The First Page Of: I See You Everywhere by Julia Glass


In the interest of full disclosure, I loved JULIA GLASS’s previous two novels: her National Book Award-winning debut, THREE JUNES and the follow-up, THE WHOLE WORLD OVER. So when I saw an advance copy of her latest, I SEE YOU EVERYWHERE on a co-worker’s desk, I snatched it when no one was looking.

After the jump, the first page of Ms. Glass’s latest courtesy of PANTHEON BOOKS, along with the final verdict on whether I decide to keep reading.

Swim to the Middle


I avoid reunions. I’m not a rebel, a recluse, or a sociopath, and I’m too young to qualify as a crank, even if it’s true that I just spent the evening of my twenty-fifth birthday not carousing with friends or drinking champagne at a candlelit table for two but resolutely alone and working, glazing a large ovoid porcelain bowl while listening to Ella Fitzgerald sing songs by the Gershwin brothers. (A crank could never love Gershwin.) My one real boyfriend in college, just before we broke up, told me I’m nostalgic to a fault. He professed contempt for what he called “the delusional sound track to our parents’ deluded lives.” He informed me that you can’t be nostalgic for things that had their heyday before you were so much as born. Just about any member of my family would have laughed him out the door and down the garden path.

Family reunions are the worst-all that competition disguised as fellowship-and they’re also the hardest to avoid. But when my father’s Great-Aunt Lucy died last summer, there was an inheritance at stake, a collection of antique jewelry. Not the glossy priceless stuff-no diamonds, tiaras, or niagaras of pearls. Not things you’d sell but things so deliciously old-fashioned and stylish that to wear them makes you feel like a character from a Jane Austen novel or a Chekhov play. The one piece I remembered most vividly was a cameo, two inches square, ivory on steel-blue Pacific coral, a woman’s face inclined toward her hand, in her slender fingers an iris. Aunt Lucy had worn that cameo day and night, winter and summer, on lace and wool. Maybe she’d left us a charm bracelet, maybe earrings of garnet or Mexican silver, but mostly I wondered about that cameo.

And wanted it. I’d wanted it since I was a little girl.

My reaction: As a hedonist, I’m not feeling our narrator, Louise Jardine. The eldest of the two sisters that this story follows, the book jacket describes her as “the conscientious student, precise and careful: the one who yearns for a good marriage, an artistic career, a family.” Boring.

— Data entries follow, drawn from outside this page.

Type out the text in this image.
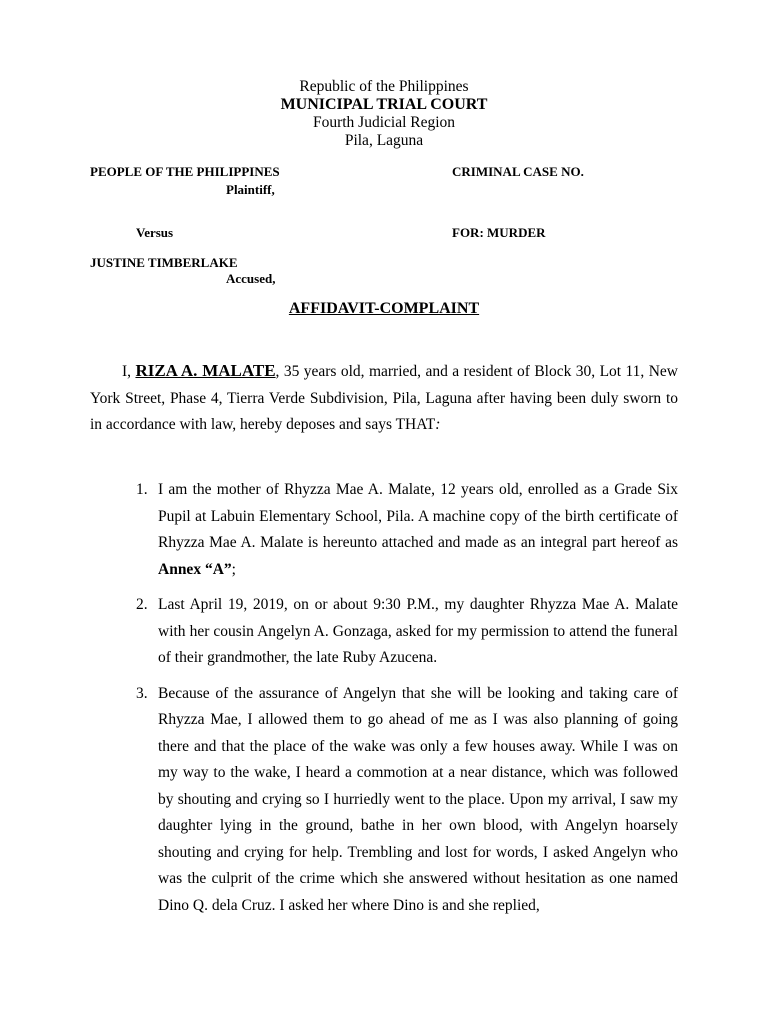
Republic of the Philippines
MUNICIPAL TRIAL COURT
Fourth Judicial Region
Pila, Laguna
PEOPLE OF THE PHILIPPINES
Plaintiff,
CRIMINAL CASE NO.
Versus	FOR: MURDER
JUSTINE TIMBERLAKE
Accused,
AFFIDAVIT-COMPLAINT
I, RIZA A. MALATE, 35 years old, married, and a resident of Block 30, Lot 11, New York Street, Phase 4, Tierra Verde Subdivision, Pila, Laguna after having been duly sworn to in accordance with law, hereby deposes and says THAT:
1. I am the mother of Rhyzza Mae A. Malate, 12 years old, enrolled as a Grade Six Pupil at Labuin Elementary School, Pila. A machine copy of the birth certificate of Rhyzza Mae A. Malate is hereunto attached and made as an integral part hereof as Annex “A”;
2. Last April 19, 2019, on or about 9:30 P.M., my daughter Rhyzza Mae A. Malate with her cousin Angelyn A. Gonzaga, asked for my permission to attend the funeral of their grandmother, the late Ruby Azucena.
3. Because of the assurance of Angelyn that she will be looking and taking care of Rhyzza Mae, I allowed them to go ahead of me as I was also planning of going there and that the place of the wake was only a few houses away. While I was on my way to the wake, I heard a commotion at a near distance, which was followed by shouting and crying so I hurriedly went to the place. Upon my arrival, I saw my daughter lying in the ground, bathe in her own blood, with Angelyn hoarsely shouting and crying for help. Trembling and lost for words, I asked Angelyn who was the culprit of the crime which she answered without hesitation as one named Dino Q. dela Cruz. I asked her where Dino is and she replied,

The yet to be introduced Clem, the “archetypal youngest” and family favorite, sounds much more promising. As the sensibility to Louise’s sense, I’m guessing that she’ll make her sister look less wet blanket and more martyr by contrast.

The verdict: Of course I’ll keep reading. You can’t reject a tale about a 25-year relationship until you’ve met both characters and watched them interact. Plus, the semi-autobiographical element to this latest work has piqued my interest as a Glass devotee.